Thursday, May 19, 2011

Feature selection methods not so useful for graphical model structure learning

As discussed in one of my previous posts (here), feature selection and graphical model structure learning are highly related. On one hand, variables in the Markov blanket of a target variable can be used as a compact and effective feature set for predicting the value of the target variable; on the other hand, traditional feature selection methods can used to shed light on the local structures around a target variable (see another post of mine).
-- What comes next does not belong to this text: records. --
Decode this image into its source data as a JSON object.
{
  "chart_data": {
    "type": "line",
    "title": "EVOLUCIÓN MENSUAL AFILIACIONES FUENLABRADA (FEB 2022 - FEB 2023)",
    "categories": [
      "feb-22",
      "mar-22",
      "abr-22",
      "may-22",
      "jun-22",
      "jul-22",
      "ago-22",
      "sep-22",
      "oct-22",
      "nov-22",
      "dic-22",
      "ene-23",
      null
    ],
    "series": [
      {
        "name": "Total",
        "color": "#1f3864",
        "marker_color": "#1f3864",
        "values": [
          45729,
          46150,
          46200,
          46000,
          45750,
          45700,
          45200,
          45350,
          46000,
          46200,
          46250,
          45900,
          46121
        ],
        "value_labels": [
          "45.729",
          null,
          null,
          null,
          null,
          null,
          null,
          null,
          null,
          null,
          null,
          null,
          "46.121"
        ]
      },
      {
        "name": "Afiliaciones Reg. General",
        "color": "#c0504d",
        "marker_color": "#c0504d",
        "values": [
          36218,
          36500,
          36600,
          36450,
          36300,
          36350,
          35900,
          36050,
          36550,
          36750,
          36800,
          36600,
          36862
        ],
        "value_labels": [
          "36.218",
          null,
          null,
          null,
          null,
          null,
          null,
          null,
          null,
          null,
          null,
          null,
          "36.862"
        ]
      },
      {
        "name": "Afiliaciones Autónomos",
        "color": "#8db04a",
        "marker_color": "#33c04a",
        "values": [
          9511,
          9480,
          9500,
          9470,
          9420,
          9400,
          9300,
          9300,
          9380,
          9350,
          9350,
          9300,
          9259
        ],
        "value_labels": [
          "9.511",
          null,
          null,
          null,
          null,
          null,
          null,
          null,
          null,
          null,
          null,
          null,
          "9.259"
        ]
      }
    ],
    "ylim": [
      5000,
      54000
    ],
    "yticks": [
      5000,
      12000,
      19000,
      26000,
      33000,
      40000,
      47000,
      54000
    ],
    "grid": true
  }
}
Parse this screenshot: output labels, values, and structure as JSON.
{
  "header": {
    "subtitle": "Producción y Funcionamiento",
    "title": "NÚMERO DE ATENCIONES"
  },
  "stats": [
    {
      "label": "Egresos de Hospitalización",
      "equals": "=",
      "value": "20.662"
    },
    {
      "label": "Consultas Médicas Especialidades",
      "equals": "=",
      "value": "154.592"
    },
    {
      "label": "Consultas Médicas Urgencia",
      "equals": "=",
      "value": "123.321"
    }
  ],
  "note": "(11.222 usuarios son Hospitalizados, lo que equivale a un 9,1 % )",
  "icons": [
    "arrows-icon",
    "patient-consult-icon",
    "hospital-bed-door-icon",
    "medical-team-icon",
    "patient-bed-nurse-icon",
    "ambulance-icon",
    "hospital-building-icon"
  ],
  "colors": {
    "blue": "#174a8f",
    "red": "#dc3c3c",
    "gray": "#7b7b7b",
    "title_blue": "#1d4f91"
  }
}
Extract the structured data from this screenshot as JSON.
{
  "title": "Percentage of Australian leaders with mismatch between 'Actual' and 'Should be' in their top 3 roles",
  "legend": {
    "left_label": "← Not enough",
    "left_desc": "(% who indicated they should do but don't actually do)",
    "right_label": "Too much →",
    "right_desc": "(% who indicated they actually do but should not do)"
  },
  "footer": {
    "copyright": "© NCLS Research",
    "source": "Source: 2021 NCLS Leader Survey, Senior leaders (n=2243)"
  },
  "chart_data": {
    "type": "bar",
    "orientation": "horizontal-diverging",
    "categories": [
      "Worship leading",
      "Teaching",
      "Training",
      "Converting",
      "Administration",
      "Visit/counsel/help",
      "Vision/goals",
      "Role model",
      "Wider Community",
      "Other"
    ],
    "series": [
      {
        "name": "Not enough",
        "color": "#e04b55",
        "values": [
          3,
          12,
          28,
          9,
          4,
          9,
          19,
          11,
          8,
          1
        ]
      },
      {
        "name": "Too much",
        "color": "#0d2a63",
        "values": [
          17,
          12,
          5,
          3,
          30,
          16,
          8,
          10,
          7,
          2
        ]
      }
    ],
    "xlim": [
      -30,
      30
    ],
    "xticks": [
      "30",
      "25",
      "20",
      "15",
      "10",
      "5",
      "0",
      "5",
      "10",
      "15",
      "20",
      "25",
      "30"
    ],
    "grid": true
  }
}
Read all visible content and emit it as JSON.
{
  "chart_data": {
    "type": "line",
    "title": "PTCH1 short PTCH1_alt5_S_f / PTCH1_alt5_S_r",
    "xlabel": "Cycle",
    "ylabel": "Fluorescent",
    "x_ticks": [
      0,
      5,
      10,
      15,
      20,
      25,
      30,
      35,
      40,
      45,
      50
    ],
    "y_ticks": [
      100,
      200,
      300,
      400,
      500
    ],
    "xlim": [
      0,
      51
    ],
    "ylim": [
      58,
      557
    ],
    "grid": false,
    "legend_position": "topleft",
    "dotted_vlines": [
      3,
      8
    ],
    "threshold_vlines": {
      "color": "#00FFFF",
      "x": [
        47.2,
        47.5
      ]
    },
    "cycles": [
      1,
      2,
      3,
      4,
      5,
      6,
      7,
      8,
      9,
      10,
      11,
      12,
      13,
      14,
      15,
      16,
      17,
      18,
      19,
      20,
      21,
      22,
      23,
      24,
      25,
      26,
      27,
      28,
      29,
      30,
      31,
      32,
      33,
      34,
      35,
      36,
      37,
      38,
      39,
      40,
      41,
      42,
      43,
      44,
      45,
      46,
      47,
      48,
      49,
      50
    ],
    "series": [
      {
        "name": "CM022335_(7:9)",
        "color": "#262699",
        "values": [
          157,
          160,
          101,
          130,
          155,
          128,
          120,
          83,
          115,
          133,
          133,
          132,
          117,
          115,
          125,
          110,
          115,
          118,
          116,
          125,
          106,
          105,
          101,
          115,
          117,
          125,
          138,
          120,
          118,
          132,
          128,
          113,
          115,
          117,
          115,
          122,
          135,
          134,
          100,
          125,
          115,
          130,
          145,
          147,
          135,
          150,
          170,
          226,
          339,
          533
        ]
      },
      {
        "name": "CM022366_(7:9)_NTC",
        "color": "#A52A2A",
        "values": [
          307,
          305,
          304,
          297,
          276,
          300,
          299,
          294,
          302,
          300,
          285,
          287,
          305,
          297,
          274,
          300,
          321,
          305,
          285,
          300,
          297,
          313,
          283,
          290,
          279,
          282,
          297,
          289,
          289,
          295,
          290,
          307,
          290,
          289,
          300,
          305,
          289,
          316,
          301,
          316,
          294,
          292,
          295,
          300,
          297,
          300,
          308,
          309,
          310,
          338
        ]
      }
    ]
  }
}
However, the paper "Local Causal and Markov Blanket Induction for Causal Discovery and Feature Selection for Classification" (Part I, Part II) provides extensive experimental results that support the first practice but question the second practice. The authors found that traditional feature selection methods tend to return variables that are highly predictive but are often not in the Markov blanket of the target variable and therefore not useful in structure learning.

Sunday, February 13, 2011

An ET point of view of neuroscience

How would an extraterrestrial view the state of the art of our neuroscience research? The paper "Neuroscience and the correct level of explanation for understanding mind: An extraterrestrial roams through some neuroscience laboratories and concludes earthlings are not grasping how best to understand the mind–brain interface" (a really long title...) in Trends in Cognitive Sciences (2010 Jul; 14(7)) describes a possible point of view from ET (or more realistically, from a high-level point of view of the big picture). Specifically, the author argues that studying the low-level neural mechanisms, like the behavior of individual neurons, may not be the right way to understand mind, just like we do not need to understand quantum mechanics before understanding the Newtonian mechanics. This reminds me of the long-standing symbolism vs. connectionism debate in AI research. What is the right level of research towards an artificial general intelligence? Symbols? neurons? Or somewhere in-between?